Muchas cartas necesitaría yo, aparte ésta, para exponer con alguna precisión todos los hechos y todas las razones en cuya virtud yo le debo muy auténtico y muy profundo agradecimiento personal. En el prologuillo que hace cinco años escribí para encabezar un precioso libro suyo, Homero y la medicina, comentaba yo su firme decisión de trabajar diariamente a mi lado diciendo: «Me ayudó a vivir.» Con acrecido y creciente fundamento, eso mismo sigo afirmando hoy. Pero si de los múltiples modos de esa cotidiana ayuda suya tuviese que elegir yo alguno de los más hondos y genéricos, no vacilaría en apelar a éste: la suave y eficaz condición luminosa de su realidad personal.

Me enseñó Xavier Zubiri cuando yo era joven que, según el sentir de los dos más altos filósofos griegos, las cosas adquieren su ser verdadero cuando las ilumina la luz de la inteligencia humana; cuando ante nosotros existen en photi, «a la luz». ¿Y no es el beneficio de esa luz -no la que fulgurantemente ofusca, sino la que matizadoramente alumbra-, no es ese beneficio, me pregunto, lo que usted, además de su laborioso esfuerzo, día tras día me regala? A favor de sus palabras o de sus silencios, a través de su gravedad nunca patética o de su ironía siempre bondadosa, ¿no es el bien impagable de haber visto las cosas como ellas real y verdaderamente son lo que sin el menor aparato, con la naturalidad nunca descompuesta del varón que sabe ser señor de sí mismo, tantas veces me ha enseñado usted?

Su siempre bondadosa ironía, sí. Hay ironía cuando uno es inteligente, cuando por añadidura sabe que su inteligencia tiene ante la realidad un límite inexorable -aunque con el trabajo asiduo pueda irlo desplazando más y más- y cuando la advertencia de dicho límite no es vivida por uno de manera trágica; pero sobre este suelo común pueden florecer muchas y muy diversas especies del humor irónico, la cínica, la cautelosa, la mordaz, la nihilista... Y también la bondadosa, si por ventura el irónico, además de conocer la virtud de la resignación, sabe dar a ésta la figura de una sonrisa o una broma efusivas y comunicables. Así le he visto yo mil veces, Agustín; y quien no haya percibido en usted este fino e inteligente modo de ser «en el buen sentido de la palabra, bueno», ese no tiene una idea cabal de su finura, ni de su inteligencia, ni de su bondad.

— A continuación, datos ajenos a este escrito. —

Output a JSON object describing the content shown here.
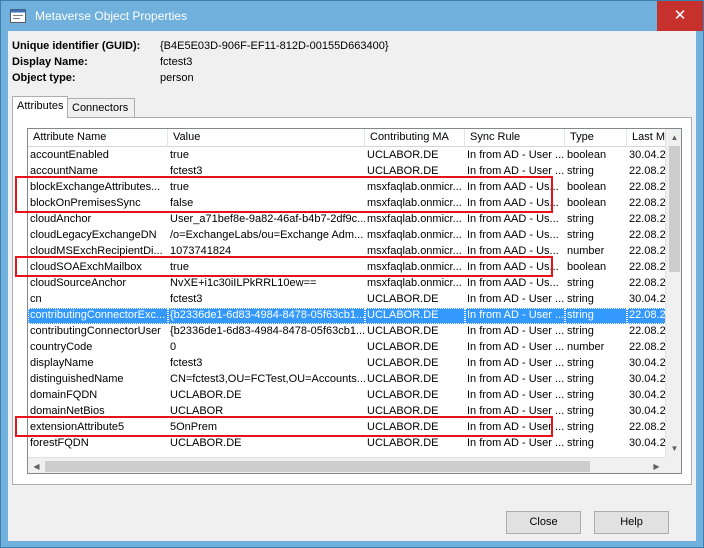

Ahora, querido Agustín, tras tantos años de servicio abnegado, otra vez a la tarea verdaderamente propia, empeño en el cual, alcanzada ya la plenitud de sus fuerzas, tantos logros personales le esperan. Si me es dado ver con mis propios ojos muchos de ellos, esto será para mí, se lo aseguro, buena parte de lo mejor que mí vida todavía pueda darme.